String NumPy arrays:

In [30]:
greetings = np.array(["Hello", "Welcome"])
greetings2= np.array(["Everyone", "To The NumPy Class !!"])

a) **Add Strings**
#### **8.**  `np.char.add(string1, string2)` -->  This is like Matrix Addition 

In [31]:
#add strings:
np.char.add(greetings, greetings2)  #(["Hello Everyone", "Welcome To The NumPy Class !!"]) --> this is like Matrix Addition

array(['HelloEveryone', 'WelcomeTo The NumPy Class !!'], dtype='<U28')

b) **Concatenate Strings**
#### **9.**  `np.concatenate((string1, string2))` --> This joins Head of End to Tail of Front 

In [32]:
#concatenation of Strings:
np.concatenate((greetings, greetings2))           #(["Hello", "Welcome", "Everyone", "To The NumPy Class !!"])

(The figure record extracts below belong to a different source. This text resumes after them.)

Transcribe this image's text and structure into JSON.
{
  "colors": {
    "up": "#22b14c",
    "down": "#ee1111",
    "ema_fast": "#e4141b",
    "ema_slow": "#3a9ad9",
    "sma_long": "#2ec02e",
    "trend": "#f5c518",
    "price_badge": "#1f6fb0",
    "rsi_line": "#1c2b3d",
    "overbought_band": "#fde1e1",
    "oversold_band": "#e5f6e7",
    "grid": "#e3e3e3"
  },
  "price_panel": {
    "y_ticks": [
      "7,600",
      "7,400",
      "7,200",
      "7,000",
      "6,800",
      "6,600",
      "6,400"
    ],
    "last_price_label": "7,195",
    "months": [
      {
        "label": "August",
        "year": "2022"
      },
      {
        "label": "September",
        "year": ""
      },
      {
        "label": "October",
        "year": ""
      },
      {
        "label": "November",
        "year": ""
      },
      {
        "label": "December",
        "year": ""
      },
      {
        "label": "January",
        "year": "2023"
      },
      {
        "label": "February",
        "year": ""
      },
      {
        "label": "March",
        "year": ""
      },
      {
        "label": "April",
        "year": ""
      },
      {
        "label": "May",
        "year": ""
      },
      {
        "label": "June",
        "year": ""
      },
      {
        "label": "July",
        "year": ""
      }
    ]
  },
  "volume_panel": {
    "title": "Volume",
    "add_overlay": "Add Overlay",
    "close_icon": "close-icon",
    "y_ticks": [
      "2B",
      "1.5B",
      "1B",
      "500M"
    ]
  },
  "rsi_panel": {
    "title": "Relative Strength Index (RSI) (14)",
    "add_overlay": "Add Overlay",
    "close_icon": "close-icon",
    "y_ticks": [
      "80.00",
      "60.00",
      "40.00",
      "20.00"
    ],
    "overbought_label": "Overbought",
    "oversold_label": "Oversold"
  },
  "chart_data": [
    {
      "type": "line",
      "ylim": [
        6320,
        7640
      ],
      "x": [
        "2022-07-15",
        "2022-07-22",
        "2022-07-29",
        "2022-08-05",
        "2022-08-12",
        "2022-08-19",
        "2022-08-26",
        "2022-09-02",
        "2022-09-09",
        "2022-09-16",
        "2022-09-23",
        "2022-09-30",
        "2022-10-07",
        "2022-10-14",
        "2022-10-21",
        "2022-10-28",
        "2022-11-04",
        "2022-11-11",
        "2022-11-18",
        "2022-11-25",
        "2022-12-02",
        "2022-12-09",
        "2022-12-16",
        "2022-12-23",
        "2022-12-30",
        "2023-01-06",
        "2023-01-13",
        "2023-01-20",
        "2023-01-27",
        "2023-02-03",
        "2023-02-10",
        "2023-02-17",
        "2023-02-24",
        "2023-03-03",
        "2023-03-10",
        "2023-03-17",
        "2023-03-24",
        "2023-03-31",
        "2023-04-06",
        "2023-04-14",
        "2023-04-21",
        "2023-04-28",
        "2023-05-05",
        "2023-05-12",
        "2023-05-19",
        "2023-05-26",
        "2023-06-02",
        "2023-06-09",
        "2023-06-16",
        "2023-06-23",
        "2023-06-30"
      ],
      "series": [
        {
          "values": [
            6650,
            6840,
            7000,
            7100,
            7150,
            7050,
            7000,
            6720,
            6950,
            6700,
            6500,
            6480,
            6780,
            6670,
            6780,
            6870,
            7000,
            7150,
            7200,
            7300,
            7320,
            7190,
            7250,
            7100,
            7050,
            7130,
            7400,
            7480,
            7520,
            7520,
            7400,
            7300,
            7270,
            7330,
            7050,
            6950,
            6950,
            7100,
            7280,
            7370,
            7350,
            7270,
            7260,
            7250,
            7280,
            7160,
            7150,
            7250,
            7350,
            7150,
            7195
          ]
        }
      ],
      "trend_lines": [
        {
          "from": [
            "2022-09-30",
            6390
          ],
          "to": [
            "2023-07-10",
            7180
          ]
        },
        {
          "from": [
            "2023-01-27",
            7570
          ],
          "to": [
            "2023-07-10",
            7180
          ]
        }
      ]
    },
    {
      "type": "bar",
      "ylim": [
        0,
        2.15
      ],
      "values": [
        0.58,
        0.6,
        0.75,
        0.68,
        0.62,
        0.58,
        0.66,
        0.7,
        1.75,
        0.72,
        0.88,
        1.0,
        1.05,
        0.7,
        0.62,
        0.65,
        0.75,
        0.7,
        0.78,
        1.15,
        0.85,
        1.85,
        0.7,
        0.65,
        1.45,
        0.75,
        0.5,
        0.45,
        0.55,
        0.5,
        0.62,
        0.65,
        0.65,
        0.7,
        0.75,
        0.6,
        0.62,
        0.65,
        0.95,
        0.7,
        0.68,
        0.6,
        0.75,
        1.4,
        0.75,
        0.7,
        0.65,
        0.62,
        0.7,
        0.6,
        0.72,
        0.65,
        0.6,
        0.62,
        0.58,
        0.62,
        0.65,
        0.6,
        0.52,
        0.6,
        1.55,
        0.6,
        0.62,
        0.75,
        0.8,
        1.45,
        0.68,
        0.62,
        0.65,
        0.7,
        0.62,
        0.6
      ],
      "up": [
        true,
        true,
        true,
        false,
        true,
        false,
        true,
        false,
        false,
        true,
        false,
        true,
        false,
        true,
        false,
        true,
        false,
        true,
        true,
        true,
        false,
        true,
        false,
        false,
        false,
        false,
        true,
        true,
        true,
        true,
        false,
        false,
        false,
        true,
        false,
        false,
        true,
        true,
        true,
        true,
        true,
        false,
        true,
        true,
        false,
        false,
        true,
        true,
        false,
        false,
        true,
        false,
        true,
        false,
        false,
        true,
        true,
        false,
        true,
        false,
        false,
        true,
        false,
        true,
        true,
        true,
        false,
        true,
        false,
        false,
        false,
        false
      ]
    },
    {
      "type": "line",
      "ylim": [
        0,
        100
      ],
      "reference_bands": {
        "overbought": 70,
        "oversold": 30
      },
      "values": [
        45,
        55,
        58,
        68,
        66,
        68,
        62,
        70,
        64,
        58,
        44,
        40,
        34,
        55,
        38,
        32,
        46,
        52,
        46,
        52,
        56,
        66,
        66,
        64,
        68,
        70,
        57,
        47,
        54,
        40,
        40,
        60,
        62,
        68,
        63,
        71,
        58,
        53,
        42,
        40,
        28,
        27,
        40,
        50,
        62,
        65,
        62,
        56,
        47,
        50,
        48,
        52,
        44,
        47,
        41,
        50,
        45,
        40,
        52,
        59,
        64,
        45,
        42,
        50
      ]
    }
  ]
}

#NOTE: The double braces cuz it is Tuple

array(['Hello', 'Welcome', 'Everyone', 'To The NumPy Class !!'],
      dtype='<U21')

c) **Concatenate Numbers**  --> this is just Stacking of Numbers on eachothers
#### **9.**  `np.concatenate((arr1, arr2))`  

In [33]:
#Concatenation of Numbers:
arr1 = np.array([[10,20],               #2D
                [30,40]])

arr2 = np.array([[50,60],               #2D
                 [70,80]])


np.concatenate((arr1, arr2))            # ([  [10,20],
                                        #     [30,40],
                                        #     [50,60],
                                        #     [70,80]   ])  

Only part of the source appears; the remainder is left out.